Eudaimonia es también un concepto que se aplica al ámbito profesional. Se puede explicar como la sensación que tiene una persona cuando está volcada en una actividad profesional, se entrega al máximo y es capaz de recoger el fruto de este trabajo en forma de prestigio, dinero, felicidad, reconocimiento… Psicólogos norteamericanos traducen este concepto como “florecer” o florecimiento. Se trata de una sensación realmente increíble que, no sólo hace que la persona se siente muy bien consigo misma, que sea feliz, sino también que aporte mucho valor a la empresa para la que trabaja, a sus clientes… Es decir, podemos describir este concepto como una sensación de plenitud en el ámbito profesional, que te hace muy feliz y además te permite aportar valor a los demás y contagiarles de esta felicidad.
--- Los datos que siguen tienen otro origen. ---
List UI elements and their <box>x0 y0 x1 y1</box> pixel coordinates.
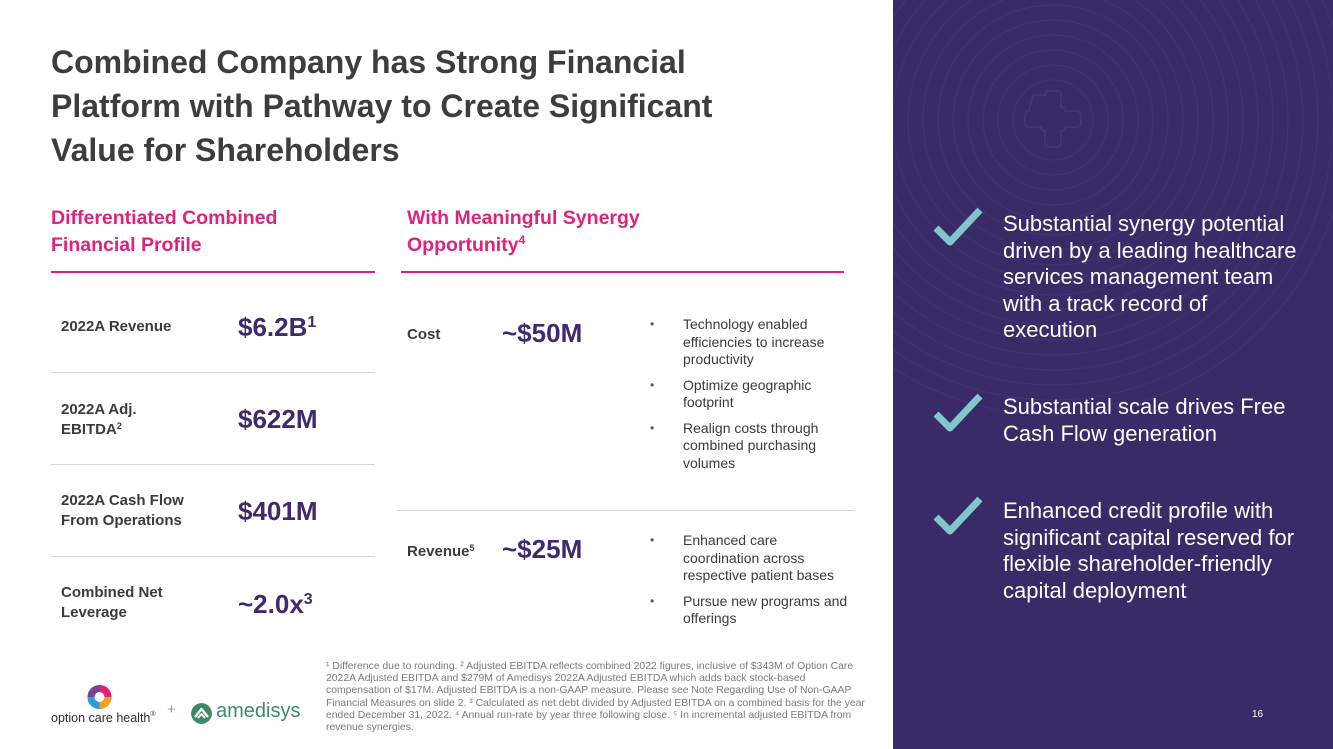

A mi entender, para que alguien pueda experimentar Eudaimonia, su reto profesional debe estar alineado con 3 elementos:

  • Talentos: los talentos son las potencialidades que una persona tiene para desarrollar efectivamente una actividad. Todos tenemos diferentes talentos (afortunadamente). Para gozar plenamente con alguna actividad profesional, ésta debe estar alineada totalmente con nuestros talentos. Resulta muy difícil, por no decir imposible, disfrutar y aportar mucho valor si alguien no tiene talento para desarrollar esta actividad. Como decía el gurú del management Peter Druckerla mayoría de las personas creen saber en qué son realmente buenos; habitualmente se equivocan”. Y también añadía “las personas solo pueden ofrecer un gran rendimiento si se apoyan en sus fortalezas”.
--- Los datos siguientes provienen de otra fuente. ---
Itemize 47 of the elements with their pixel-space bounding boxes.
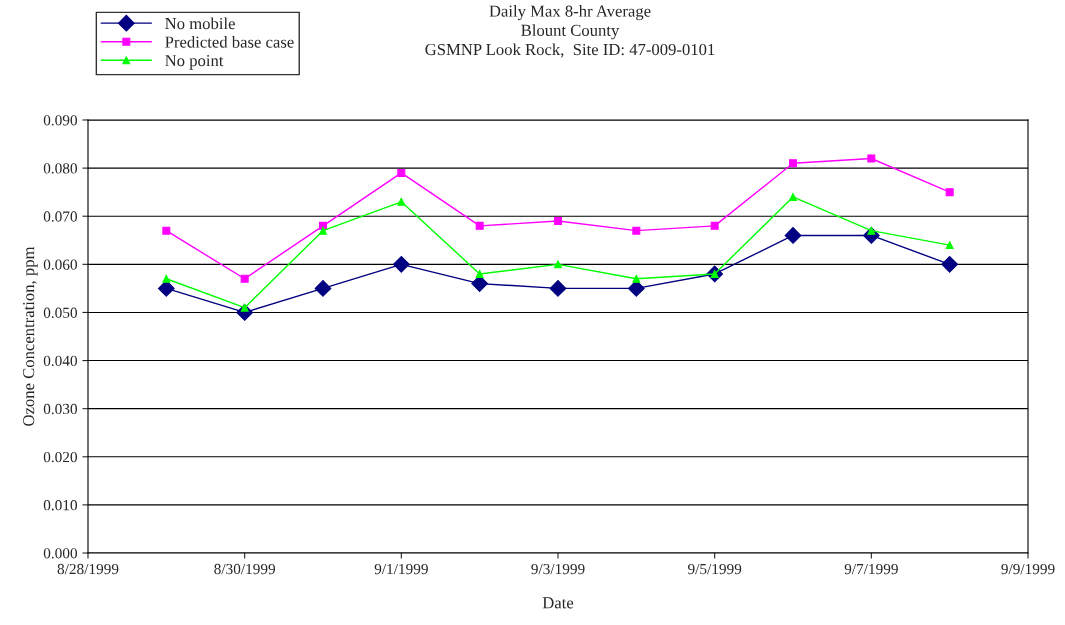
- y-tick-label: 0.000: [43, 548, 77, 559]
- x-tick-label: 8/28/1999: [57, 563, 119, 575]
- point: [162, 274, 171, 283]
- point: [397, 197, 406, 206]
- y-tick-label: 0.090: [43, 115, 77, 126]
- y-axis-title: Ozone Concentration, ppm: [23, 246, 38, 426]
- y-tick-label: 0.030: [43, 403, 77, 415]
- point: [945, 188, 954, 197]
- point: [789, 192, 797, 201]
- x-axis-title: Date: [542, 597, 574, 609]
- point: [397, 168, 406, 177]
- y-tick-label: 0.050: [43, 307, 77, 318]
- point: [475, 221, 484, 230]
- x-tick-label: 9/1/1999: [374, 563, 428, 575]
- y-tick-label: 0.020: [43, 451, 77, 463]
- y-tick-label: 0.080: [43, 163, 77, 174]
- point: [554, 217, 562, 226]
- point: [632, 274, 641, 283]
- x-tick-label: 9/3/1999: [531, 563, 585, 575]
- legend-label: Predicted base case: [165, 35, 294, 48]
- point: [240, 274, 249, 283]
- y-tick-label: 0.060: [43, 259, 77, 270]
- y-tick-label: 0.040: [43, 355, 77, 367]
- point: [789, 159, 797, 168]
- point: [627, 280, 645, 297]
- x-tick-label: 9/9/1999: [1001, 563, 1055, 575]
- point: [475, 269, 484, 278]
- y-tick-label: 0.010: [43, 500, 77, 511]
- point: [632, 226, 641, 235]
- x-tick-label: 8/30/1999: [214, 563, 276, 575]
- legend-label: No mobile: [165, 17, 235, 30]
- legend-label: No point: [165, 55, 224, 70]
- point: [945, 241, 954, 250]
- point: [162, 226, 171, 235]
- point: [784, 227, 802, 244]
- point: [549, 280, 567, 297]
- x-tick-label: 9/5/1999: [688, 563, 742, 575]
- point: [392, 255, 410, 273]
- point: [941, 255, 959, 273]
- point: [314, 280, 332, 297]
- point: [319, 226, 327, 235]
- point: [710, 221, 719, 230]
- point: [157, 280, 175, 297]
- x-tick-label: 9/7/1999: [844, 563, 898, 575]
- y-tick-label: 0.070: [43, 211, 77, 222]
- point: [867, 154, 876, 163]
- chart-title: Daily Max 8-hr Average Blount County GSMNP Look Rock, Site ID: 47-009-0101: [425, 5, 715, 58]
  • Motivaciones: las motivaciones son otro elemento imprescindible. Etimológicamente significa causas que ocasionen movimiento. Por lo tanto, es imposible experimentar Eudaimonia si alguien no está totalmente motivado por la actividad que debe realizar. Suele correlacionar positivamente con los talentos, es decir, nos suelen motivar más las actividades que se nos dan bien, pero no siempre es así. Es totalmente necesario que alguien esté muy motivado por la actividad profesional que debe desarrollar para conseguir un gran rendimiento.
  • Valores: Lamentablemente uno de los aspectos a los que menos atención se le ha prestado en el entorno profesional. Los valores son aquellas cosas que para alguien son valiosas, son importantes. Todos, personas y organizaciones tenemos valores. Para que realmente alguien pueda gozar en su actividad profesional y ofrecer un gran rendimiento es muy importante que los valores de la persona en cuestión estén alineados con los de la organización. Si no es así, la capacidad de disfrutar en el reto planteado y el rendimiento ofrecido serán mucho menores.
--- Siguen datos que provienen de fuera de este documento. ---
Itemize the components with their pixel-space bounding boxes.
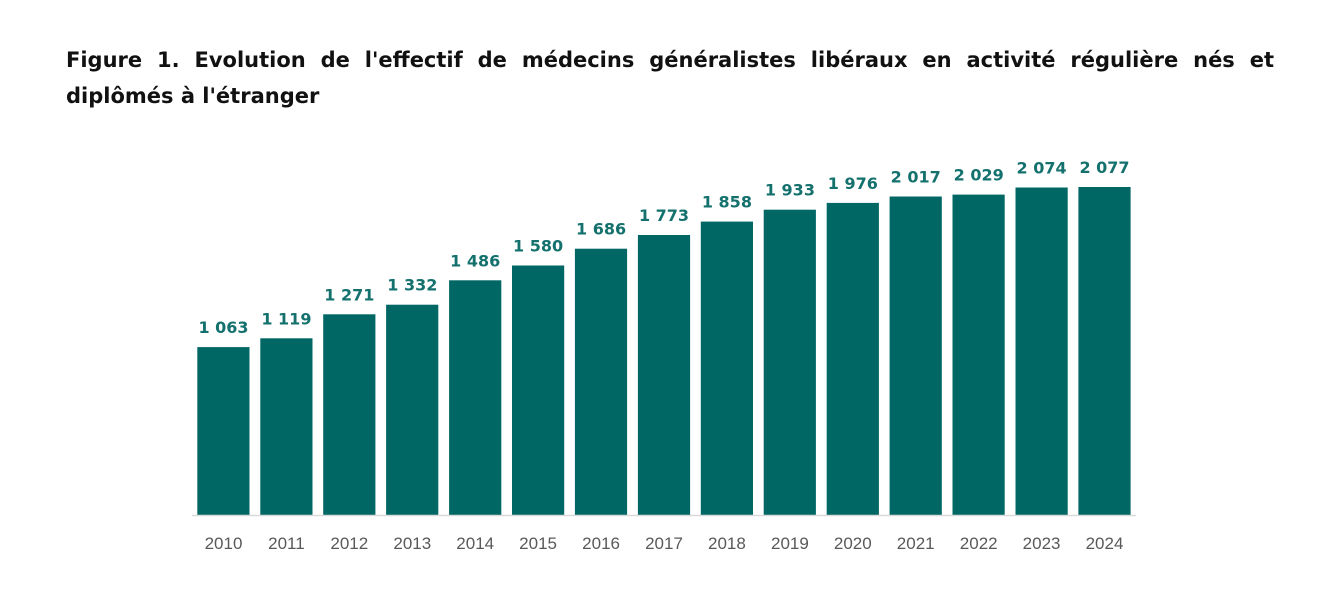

Así que si quieres vivir este florecimiento humano, esta felicidad y prosperidad, investiga y descubre cuales son tus talentos, tus motivaciones y tus valores. Y cuando los tengas claros, busca un reto profesional que se alinee con ellos.

Como decía la filósofa alemana Hannah Arendt, “El fin último de los actos humanos es Eudaimonia; felicidad en el sentido de vivir bien, lo que todas las personas desean; todos los actos humanos van dirigidos a este fin”.